Впрочем, скоро Ахлерой немного устал, и его пыл поугас. Первый же выпад ДозирЭ он пропустил – колющий удар пришелся в грудь. Острие клинка остановил золотой медальон. Малл отшатнулся и выронил топорик, потом с изумлением посмотрел на себя. Богатая паррада висела лоскутами, а из груди обильно сочилась кровь. Это острие кинжала, соскользнув с медальона, прочертило на теле кровавую борозду.
В следующее мгновение ДозирЭ нанес еще несколько ударов, которые раненый и, казалось, сломленный горец едва отбил. Теперь молодой человек, окрыленный успехом, наступал, а малл пятился назад, в поисках спасения. ДозирЭ напористо атаковал, а его противник из последних сил защищался. Схватка переместилась в центр залы.
В поле зрения ДозирЭ был уставший Ахлерой, неподалеку, припав к стене, сидел Бахи, истекая кровью. Но он не видел третьего малла, и это его беспокоило.
Бух! ДозирЭ почувствовал сильную тупую боль в голове, будто ее раскололи пополам. Тело сразу обессилело, руки и ноги онемели, перед глазами поплыли кровавые круги. Последнее, что увидел ДозирЭ сквозь пурпурную пелену, – приближающийся к лицу кривой клинок Ахлероя.

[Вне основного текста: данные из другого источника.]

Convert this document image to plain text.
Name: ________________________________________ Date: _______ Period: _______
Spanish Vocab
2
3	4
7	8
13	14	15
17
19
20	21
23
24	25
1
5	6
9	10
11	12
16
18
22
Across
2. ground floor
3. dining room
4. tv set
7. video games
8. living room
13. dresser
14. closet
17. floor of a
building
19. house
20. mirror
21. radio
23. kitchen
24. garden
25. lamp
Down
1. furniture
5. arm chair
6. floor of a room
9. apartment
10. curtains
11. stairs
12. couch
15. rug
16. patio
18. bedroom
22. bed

Глава 3. Золотые сады Удолии
– Слушайте, люди! – обращался оратор к народу. – Я взываю к вам, жители Грономфы. Слушайте голос, плачущий по жертвам невинным. Голос, полный праведного гнева и жажды справедливой мести. Гневайтесь и вы и станьте в этом чувстве едины. И будет тогда всем вам одно славное имя – гордые авидроны!..
Речь оратора привлекла многих. На эту трибуну пускали не всякого, и тем более что люди быстро признали в говорившем первого советника самого Инфекта – Провтавтха, именно того человека, послушать которого многие сюда и явились. Речь его была удивительно складной, доводы убедительными, а призывы – созвучны сердцу.
О внезапном нападении иргамов знала уже вся Авидрония: почтовые голуби донесли ужасную весть до самых дальних поселений. Сто последних лет между соседями царили мир, обе страны благоденствовали, и поэтому авидроны не готовились к нападению, во всяком случае с этой стороны. Гарнизоны крепостей и городов были незначительны, новые укрепления не возводились, старые – не улучшались.
Предательство бывших союзников вызвало в городах народные волнения, которые не ограничились погромами в иргамовских кварталах, убийствами торговцев и путешественников. На улицах и площадях толпы авидронов настойчиво требовали отмщения.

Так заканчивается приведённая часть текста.